Justement, une partie de Seeders From Sereïs : Exodus dure exactement 4 manches, où les joueurs procèdent tour à tour à deux phases d'acquisition de cartes (via draft et négociation), le déploiement de leurs nouvelles unités puis un décompte intermédiaire de points de prestige.
La phase de négociation est indiscutablement le moment du jeu le plus fort et emblématique du titre. Tout repose ici sur un grand plateau appelé l'Aile des Murmures, qui représente l'Arche parente et ses différentes espaces de négociation. Une fois le plateau rempli de cartes, chaque joueur envoie un à un ses jetons négociateurs dans les couloirs attenants les salles qui les intéressent. Chaque négociateur vient avec des cubes d'influence qui peuvent modifier sa force de persuasion, en plus d'en rajouter si la caste de son jeton correspond à celle de la carte. Une fois tous les emplacements pris, on procède à l'attribution, lors duquel chaque joueur remporte les cartes où son influence est dominante.

Et ce système s'avère aussi original que profondément génial, car il réussit à apporter un vrai esprit d'enchères et une "folie" mesurée à une mécanique de base plutôt sérieuse très axée sur la combinaison des cartes. Il n'est d'ailleurs pas rare de voir de jolis renversements de position à ce stade-là, bien aidés par des jeux d'alliances éphémères entre prétendants ou des pouvoirs comme le Morphoplast qui permet de placer un négociateur face cachée.
Les joueurs apprendront aussi vite à abandonner sciemment le contrôle d'une zone pour profiter du fait que chaque négociant n'ayant rien rapporté sur un tour gagne un point d'influence supplémentaire dès la manche suivante. Une véritable guerre stratégique au long court voit donc le jour, durant laquelle les moins "chanceux" profitent de ce genre de levier mécanique astucieux pour garder la tête hors de l'eau jusqu'à la fin de la partie.

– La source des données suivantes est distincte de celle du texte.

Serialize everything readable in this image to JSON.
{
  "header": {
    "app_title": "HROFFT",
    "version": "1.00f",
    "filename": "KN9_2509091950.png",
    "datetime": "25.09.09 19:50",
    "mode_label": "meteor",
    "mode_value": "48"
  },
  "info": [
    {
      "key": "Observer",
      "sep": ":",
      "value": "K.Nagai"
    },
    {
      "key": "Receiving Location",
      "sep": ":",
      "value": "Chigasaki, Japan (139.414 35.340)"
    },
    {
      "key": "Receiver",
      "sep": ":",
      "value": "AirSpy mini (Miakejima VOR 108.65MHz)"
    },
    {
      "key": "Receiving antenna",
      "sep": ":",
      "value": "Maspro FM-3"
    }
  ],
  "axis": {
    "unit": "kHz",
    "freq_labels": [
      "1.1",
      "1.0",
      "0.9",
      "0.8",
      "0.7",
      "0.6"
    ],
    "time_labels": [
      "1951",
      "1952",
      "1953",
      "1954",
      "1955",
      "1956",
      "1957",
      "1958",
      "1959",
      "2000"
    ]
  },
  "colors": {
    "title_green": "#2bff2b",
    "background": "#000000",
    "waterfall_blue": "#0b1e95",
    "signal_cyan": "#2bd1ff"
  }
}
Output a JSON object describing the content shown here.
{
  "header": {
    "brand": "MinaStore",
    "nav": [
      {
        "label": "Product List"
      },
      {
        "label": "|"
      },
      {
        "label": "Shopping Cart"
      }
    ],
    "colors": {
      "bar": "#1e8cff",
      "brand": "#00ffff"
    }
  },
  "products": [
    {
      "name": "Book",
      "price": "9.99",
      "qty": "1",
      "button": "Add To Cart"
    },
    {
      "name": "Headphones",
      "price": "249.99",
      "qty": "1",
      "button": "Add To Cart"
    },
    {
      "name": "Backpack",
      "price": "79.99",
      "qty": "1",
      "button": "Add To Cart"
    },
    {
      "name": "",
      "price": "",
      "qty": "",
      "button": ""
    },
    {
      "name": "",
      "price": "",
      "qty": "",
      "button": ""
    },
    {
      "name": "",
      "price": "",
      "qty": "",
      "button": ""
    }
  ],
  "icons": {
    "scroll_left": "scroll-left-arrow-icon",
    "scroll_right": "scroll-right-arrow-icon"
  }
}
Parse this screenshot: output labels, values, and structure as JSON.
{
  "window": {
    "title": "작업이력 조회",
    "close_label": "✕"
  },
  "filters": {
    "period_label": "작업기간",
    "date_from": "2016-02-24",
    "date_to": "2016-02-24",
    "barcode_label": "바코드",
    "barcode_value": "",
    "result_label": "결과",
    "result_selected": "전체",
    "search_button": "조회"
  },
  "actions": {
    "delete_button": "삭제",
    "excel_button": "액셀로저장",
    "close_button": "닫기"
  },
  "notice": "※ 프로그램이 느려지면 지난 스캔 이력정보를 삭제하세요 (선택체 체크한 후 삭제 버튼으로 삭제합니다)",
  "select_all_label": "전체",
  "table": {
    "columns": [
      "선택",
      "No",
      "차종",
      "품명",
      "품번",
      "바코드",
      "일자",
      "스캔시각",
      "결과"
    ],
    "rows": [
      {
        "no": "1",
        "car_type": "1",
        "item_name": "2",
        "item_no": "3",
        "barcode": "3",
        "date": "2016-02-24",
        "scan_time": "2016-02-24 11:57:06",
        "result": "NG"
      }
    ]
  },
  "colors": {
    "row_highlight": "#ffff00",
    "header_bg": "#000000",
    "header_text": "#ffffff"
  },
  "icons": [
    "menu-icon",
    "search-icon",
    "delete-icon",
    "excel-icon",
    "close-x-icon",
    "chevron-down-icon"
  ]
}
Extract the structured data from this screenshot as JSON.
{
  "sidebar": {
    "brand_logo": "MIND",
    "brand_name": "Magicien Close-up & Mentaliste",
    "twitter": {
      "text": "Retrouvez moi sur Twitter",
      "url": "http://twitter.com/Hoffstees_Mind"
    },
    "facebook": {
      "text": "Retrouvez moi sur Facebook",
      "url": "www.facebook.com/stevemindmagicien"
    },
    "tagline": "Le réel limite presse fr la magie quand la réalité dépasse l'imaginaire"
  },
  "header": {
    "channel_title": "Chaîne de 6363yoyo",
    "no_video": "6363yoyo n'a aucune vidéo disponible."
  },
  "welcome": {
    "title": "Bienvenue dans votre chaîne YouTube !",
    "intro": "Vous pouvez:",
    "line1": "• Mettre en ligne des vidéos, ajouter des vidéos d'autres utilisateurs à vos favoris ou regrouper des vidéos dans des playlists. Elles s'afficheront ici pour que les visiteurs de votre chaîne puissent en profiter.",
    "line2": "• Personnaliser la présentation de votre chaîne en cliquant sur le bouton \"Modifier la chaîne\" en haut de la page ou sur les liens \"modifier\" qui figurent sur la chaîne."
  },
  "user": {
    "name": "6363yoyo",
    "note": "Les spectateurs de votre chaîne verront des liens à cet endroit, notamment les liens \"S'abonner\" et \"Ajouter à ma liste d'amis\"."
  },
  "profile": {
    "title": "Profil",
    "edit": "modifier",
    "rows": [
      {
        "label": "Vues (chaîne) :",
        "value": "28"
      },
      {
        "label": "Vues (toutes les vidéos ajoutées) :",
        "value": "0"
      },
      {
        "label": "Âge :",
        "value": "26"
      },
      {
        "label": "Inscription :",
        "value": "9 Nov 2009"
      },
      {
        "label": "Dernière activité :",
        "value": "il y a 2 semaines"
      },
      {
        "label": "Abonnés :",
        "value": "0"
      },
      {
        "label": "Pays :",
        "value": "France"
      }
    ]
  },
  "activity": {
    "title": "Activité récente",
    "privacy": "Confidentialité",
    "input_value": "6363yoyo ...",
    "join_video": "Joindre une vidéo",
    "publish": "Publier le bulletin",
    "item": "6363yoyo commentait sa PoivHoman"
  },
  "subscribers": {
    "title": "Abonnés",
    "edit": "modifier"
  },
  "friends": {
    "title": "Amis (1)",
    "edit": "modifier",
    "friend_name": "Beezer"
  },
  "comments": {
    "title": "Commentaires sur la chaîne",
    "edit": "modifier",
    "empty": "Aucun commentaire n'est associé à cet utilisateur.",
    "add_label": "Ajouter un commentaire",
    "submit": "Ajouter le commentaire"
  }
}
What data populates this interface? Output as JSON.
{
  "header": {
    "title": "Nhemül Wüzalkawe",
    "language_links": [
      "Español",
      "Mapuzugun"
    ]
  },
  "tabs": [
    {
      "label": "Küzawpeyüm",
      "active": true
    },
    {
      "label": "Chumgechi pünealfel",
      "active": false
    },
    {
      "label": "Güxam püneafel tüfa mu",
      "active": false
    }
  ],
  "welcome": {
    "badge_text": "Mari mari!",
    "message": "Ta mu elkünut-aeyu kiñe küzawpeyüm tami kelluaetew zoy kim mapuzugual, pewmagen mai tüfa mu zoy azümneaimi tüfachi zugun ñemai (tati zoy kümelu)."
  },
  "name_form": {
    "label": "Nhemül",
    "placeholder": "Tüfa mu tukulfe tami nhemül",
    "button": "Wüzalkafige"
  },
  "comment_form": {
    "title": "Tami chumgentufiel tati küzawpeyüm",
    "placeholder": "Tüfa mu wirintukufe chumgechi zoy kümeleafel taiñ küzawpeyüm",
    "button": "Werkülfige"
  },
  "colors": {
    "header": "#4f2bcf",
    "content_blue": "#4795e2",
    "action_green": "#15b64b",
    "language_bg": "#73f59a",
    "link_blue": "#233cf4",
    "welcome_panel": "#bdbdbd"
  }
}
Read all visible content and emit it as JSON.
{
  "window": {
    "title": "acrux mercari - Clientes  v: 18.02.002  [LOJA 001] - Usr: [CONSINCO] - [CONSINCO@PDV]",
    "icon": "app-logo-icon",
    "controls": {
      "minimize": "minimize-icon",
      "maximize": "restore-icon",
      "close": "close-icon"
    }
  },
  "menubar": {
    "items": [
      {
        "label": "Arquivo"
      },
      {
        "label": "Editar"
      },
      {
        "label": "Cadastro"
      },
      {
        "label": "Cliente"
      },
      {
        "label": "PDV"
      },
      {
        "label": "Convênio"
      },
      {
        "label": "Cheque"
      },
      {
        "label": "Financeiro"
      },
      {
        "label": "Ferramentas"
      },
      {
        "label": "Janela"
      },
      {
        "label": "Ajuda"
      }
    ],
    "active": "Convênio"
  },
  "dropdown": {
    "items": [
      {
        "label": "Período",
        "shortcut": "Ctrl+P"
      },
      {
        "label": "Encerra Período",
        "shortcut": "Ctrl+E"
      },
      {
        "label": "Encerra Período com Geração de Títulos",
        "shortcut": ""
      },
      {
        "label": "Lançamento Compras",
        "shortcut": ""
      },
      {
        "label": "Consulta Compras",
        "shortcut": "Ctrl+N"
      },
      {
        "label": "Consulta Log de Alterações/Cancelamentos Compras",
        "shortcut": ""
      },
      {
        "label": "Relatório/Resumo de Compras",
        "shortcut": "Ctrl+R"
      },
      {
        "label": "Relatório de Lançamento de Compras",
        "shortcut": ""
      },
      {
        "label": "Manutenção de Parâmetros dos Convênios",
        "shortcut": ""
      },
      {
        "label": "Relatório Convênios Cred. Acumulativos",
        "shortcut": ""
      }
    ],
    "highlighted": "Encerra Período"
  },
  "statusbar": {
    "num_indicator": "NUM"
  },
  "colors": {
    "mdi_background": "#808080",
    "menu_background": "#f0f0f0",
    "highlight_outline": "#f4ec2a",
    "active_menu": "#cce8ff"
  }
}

Et que vous ayez 4 ou 10 cartes en main après les phases d'acquisition, il reste encore à les utiliser le mieux possible. Et Seeders From Sereïs : Exodus réussit là encore à surprendre.
Une des superbes idées du jeu vient clairement de ce système d'activation à base d'une ressource, le cristal, que l'on ne peut obtenir qu'en recyclant des cartes que l'on a en main. Dans les faits, vous serez amenés à chaque manche à récupérer à la fois des cartes que vous voulez placer dans votre Arche, mais aussi des cartes à revendre qui serviront comme monnaie pour réaliser les aménagements voulus.
Ce jeu d'équilibriste précaire, qui peut faire basculer une partie en cas de mauvais calculs, créé une véritable tension (qui peut paralyser la partie), mais qui en contrepartie rajoute une belle profondeur à l'extrême réflexion offerte par la grande variété de pouvoirs que propose la boîte.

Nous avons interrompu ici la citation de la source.